In clinic I use it in small amounts in many digestive mixtures to tone the gut lining. I believe many digestive problems including irritable bowel syndrome may be caused by a “leaky gut” where the lining of the gut is in poor condition ( think broken skin) and Agrimony can help tone the gut lining up, preventing only partially digested foods crossing the gut barrier in to the blood stream and then causing problems in other parts of the body.

Linda Bostock

Medical Herbalist/Herbal Health Information

The Elder Tree (Latin Name ……..Sambucus Nigra)

Parts used…….flower/bark/berries

I am not too proud to admit I probably use this herb more than is decent.

Elderflower on a Martello Tower

That’s because it does soo many different things and there is nothing better to reach for than elderflower tincture from my shelves, from the start of the hayfever season to the end of the coughs and colds season which is pretty much all year around!

Elder flowers are one of those things you either love or hate the smell of. They have a slightly sickly sweet smell that many people find overpowering.

But ignore the smell because you are looking at a flower that has such an astonishing range of actions it sounds like a complete herbal pharmacopeia all on its own!

It is antiviral, immune system stimulating, anti-inflammatory, anticatarrhal, diaphoretic (makes you sweat) diuretic and other actions you can look up but if I add in here it will just sound like showing off.

It is my herb of choice above Echinacea, if I am treating coughs, colds and boosting the immune system.

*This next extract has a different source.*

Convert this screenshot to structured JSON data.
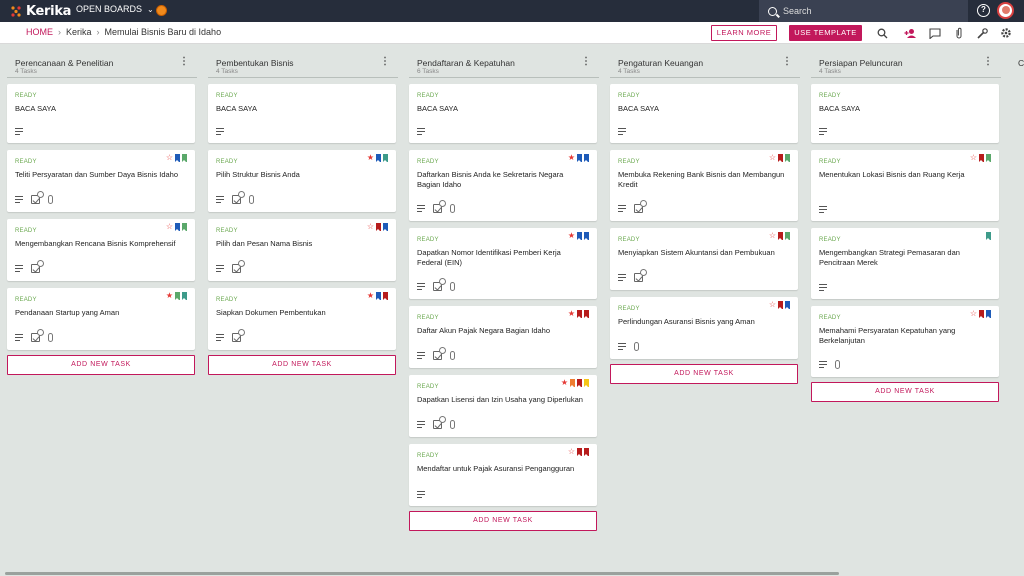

Although there are several anticatarrhal herbs such as ground ivy, from my experience elderflower is positively the BEST.

At this time of year it goes in every hayfever and anti-allergy mix I make up.

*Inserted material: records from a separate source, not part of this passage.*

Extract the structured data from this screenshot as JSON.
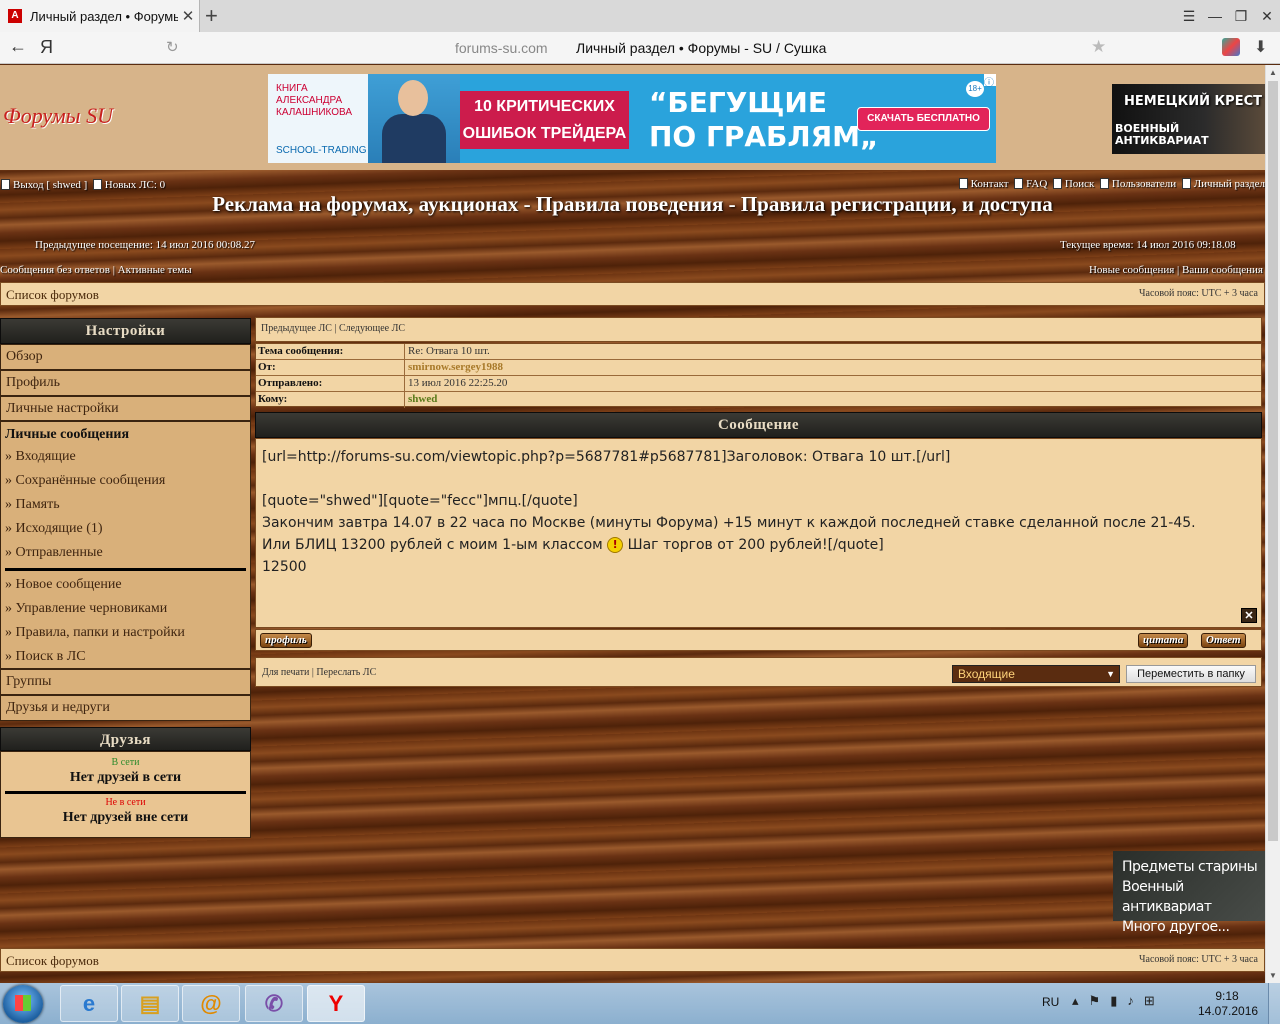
{
  "browser": {
    "tab_title": "Личный раздел • Форумы - SU / Сушка",
    "tab_favicon": "А",
    "new_tab": "+",
    "yandex_logo": "Я",
    "url_host": "forums-su.com",
    "url_title": "Личный раздел • Форумы - SU / Сушка"
  },
  "header": {
    "logo_text": "Форумы",
    "logo_accent": "SU",
    "banner": {
      "book_line1": "КНИГА",
      "book_line2": "АЛЕКСАНДРА",
      "book_line3": "КАЛАШНИКОВА",
      "school": "SCHOOL-TRADING",
      "mid_line1": "10 КРИТИЧЕСКИХ",
      "mid_line2": "ОШИБОК ТРЕЙДЕРА",
      "headline1": "“БЕГУЩИЕ",
      "headline2": "ПО ГРАБЛЯМ„",
      "button": "СКАЧАТЬ БЕСПЛАТНО",
      "age": "18+"
    },
    "ad2_line1": "НЕМЕЦКИЙ КРЕСТ",
    "ad2_line2": "ВОЕННЫЙ",
    "ad2_line3": "АНТИКВАРИАТ"
  },
  "nav": {
    "logout": "Выход [ shwed ]",
    "new_pm": "Новых ЛС: 0",
    "contact": "Контакт",
    "faq": "FAQ",
    "search": "Поиск",
    "users": "Пользователи",
    "personal": "Личный раздел",
    "site_title": "Реклама на форумах, аукционах - Правила поведения - Правила регистрации, и доступа",
    "prev_visit": "Предыдущее посещение: 14 июл 2016 00:08.27",
    "current_time": "Текущее время: 14 июл 2016 09:18.08",
    "unanswered": "Сообщения без ответов",
    "active": "Активные темы",
    "new_posts": "Новые сообщения",
    "your_posts": "Ваши сообщения",
    "sep": "|"
  },
  "breadcrumb": {
    "forum_list": "Список форумов",
    "timezone": "Часовой пояс: UTC + 3 часа"
  },
  "sidebar": {
    "settings_header": "Настройки",
    "overview": "Обзор",
    "profile": "Профиль",
    "personal_settings": "Личные настройки",
    "pm_header": "Личные сообщения",
    "inbox": "» Входящие",
    "saved": "» Сохранённые сообщения",
    "memory": "» Память",
    "outbox": "» Исходящие (1)",
    "sent": "» Отправленные",
    "new_message": "» Новое сообщение",
    "drafts": "» Управление черновиками",
    "rules": "» Правила, папки и настройки",
    "pm_search": "» Поиск в ЛС",
    "groups": "Группы",
    "friends_foes": "Друзья и недруги",
    "friends_header": "Друзья",
    "online_label": "В сети",
    "no_online": "Нет друзей в сети",
    "offline_label": "Не в сети",
    "no_offline": "Нет друзей вне сети"
  },
  "message": {
    "prev_pm": "Предыдущее ЛС",
    "next_pm": "Следующее ЛС",
    "subject_label": "Тема сообщения:",
    "subject": "Re: Отвага 10 шт.",
    "from_label": "От:",
    "from": "smirnow.sergey1988",
    "sent_label": "Отправлено:",
    "sent": "13 июл 2016 22:25.20",
    "to_label": "Кому:",
    "to": "shwed",
    "body_header": "Сообщение",
    "line1": "[url=http://forums-su.com/viewtopic.php?p=5687781#p5687781]Заголовок: Отвага 10 шт.[/url]",
    "line2": "[quote=\"shwed\"][quote=\"fecc\"]мпц.[/quote]",
    "line3": "Закончим завтра 14.07 в 22 часа по Москве (минуты Форума) +15 минут к каждой последней ставке сделанной после 21-45.",
    "line4a": "Или БЛИЦ 13200 рублей с моим 1-ым классом",
    "line4b": "Шаг торгов от 200 рублей![/quote]",
    "line5": "12500",
    "smiley": "!",
    "delete_icon": "✕",
    "profile_btn": "профиль",
    "quote_btn": "цитата",
    "reply_btn": "Ответ",
    "print": "Для печати",
    "forward": "Переслать ЛС",
    "folder_selected": "Входящие",
    "move_btn": "Переместить в папку"
  },
  "ad3": {
    "line1": "Предметы старины",
    "line2": "Военный антиквариат",
    "line3": "Много другое..."
  },
  "taskbar": {
    "lang": "RU",
    "time": "9:18",
    "date": "14.07.2016"
  }
}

Because it makes you sweat and has relaxing properties, I also put it into mixes for high blood pressure.

Here come the warning bells ringing again…please do not self medicate if you have high blood pressure or any medical condition see a professional.

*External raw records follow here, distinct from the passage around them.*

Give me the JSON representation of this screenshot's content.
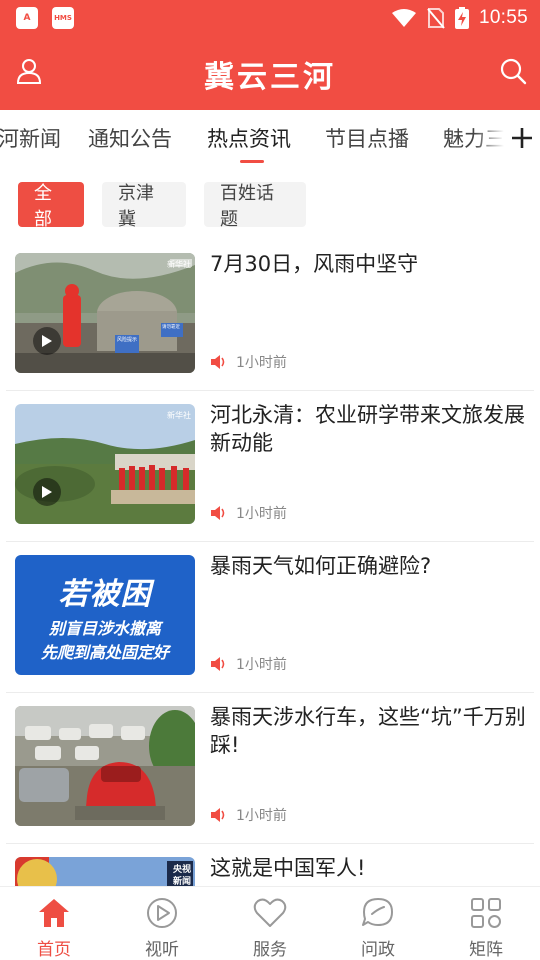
{
  "status_bar": {
    "app_icon_1": "A",
    "app_icon_2": "HMS",
    "time": "10:55"
  },
  "header": {
    "title": "冀云三河",
    "user_icon": "user-icon",
    "search_icon": "search-icon"
  },
  "tabs": [
    {
      "label": "河新闻",
      "active": false
    },
    {
      "label": "通知公告",
      "active": false
    },
    {
      "label": "热点资讯",
      "active": true
    },
    {
      "label": "节目点播",
      "active": false
    },
    {
      "label": "魅力三河",
      "active": false
    }
  ],
  "chips": [
    {
      "label": "全部",
      "active": true
    },
    {
      "label": "京津冀",
      "active": false
    },
    {
      "label": "百姓话题",
      "active": false
    }
  ],
  "feed": [
    {
      "headline": "7月30日，风雨中坚守",
      "time": "1小时前",
      "video": true,
      "thumb_texts": [
        "新华社",
        "风险提示",
        "请勿靠近"
      ]
    },
    {
      "headline": "河北永清：农业研学带来文旅发展新动能",
      "time": "1小时前",
      "video": true,
      "thumb_texts": [
        "新华社"
      ]
    },
    {
      "headline": "暴雨天气如何正确避险?",
      "time": "1小时前",
      "video": false,
      "thumb_texts": [
        "若被困",
        "别盲目涉水撤离",
        "先爬到高处固定好"
      ]
    },
    {
      "headline": "暴雨天涉水行车，这些“坑”千万别踩!",
      "time": "1小时前",
      "video": false,
      "thumb_texts": []
    },
    {
      "headline": "这就是中国军人!",
      "time": "",
      "video": false,
      "thumb_texts": [
        "央视",
        "新闻"
      ]
    }
  ],
  "bottom_nav": [
    {
      "label": "首页",
      "icon": "home-icon",
      "active": true
    },
    {
      "label": "视听",
      "icon": "play-circle-icon",
      "active": false
    },
    {
      "label": "服务",
      "icon": "heart-icon",
      "active": false
    },
    {
      "label": "问政",
      "icon": "chat-icon",
      "active": false
    },
    {
      "label": "矩阵",
      "icon": "grid-icon",
      "active": false
    }
  ],
  "colors": {
    "brand_red": "#f14d43",
    "text_dark": "#222222",
    "text_meta": "#888888"
  }
}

I pick the flower every year and dry it to store for use as a tea if anyone is feeling they have a cold coming on. It is the herbal equivalent of Beecham’s powders.

The berries, I collect to either make elderflower jelly (you need extra pectin) or a syrup for coughs throughout the winter.

The syrup is dead easy to make.

Pick however many elderberries you want and then make about one inch layers of berries with half an inch of granulated sugar in a  clean and heat sterilised jam jar. You will need to keep topping the jar up as the berries crush down.

Leave this preferably somewhere very mildly warm for about a week and then strain of the gorgeous thick dark red syrup and store it in another clean and heat sterilised jam jar. This is a wonderful soothing cough mixture which should be rich in vitamin C, iron and Bioflavonoids.

In the video you see the elderflower in a hedgerow at the Long Man at Willingdon, but if you look along any hedgerow you will see an elderflower tree dotted in amongst the other bushes. Later in the year we will go back and film the berries and I will show you how to make the elderberry syrup.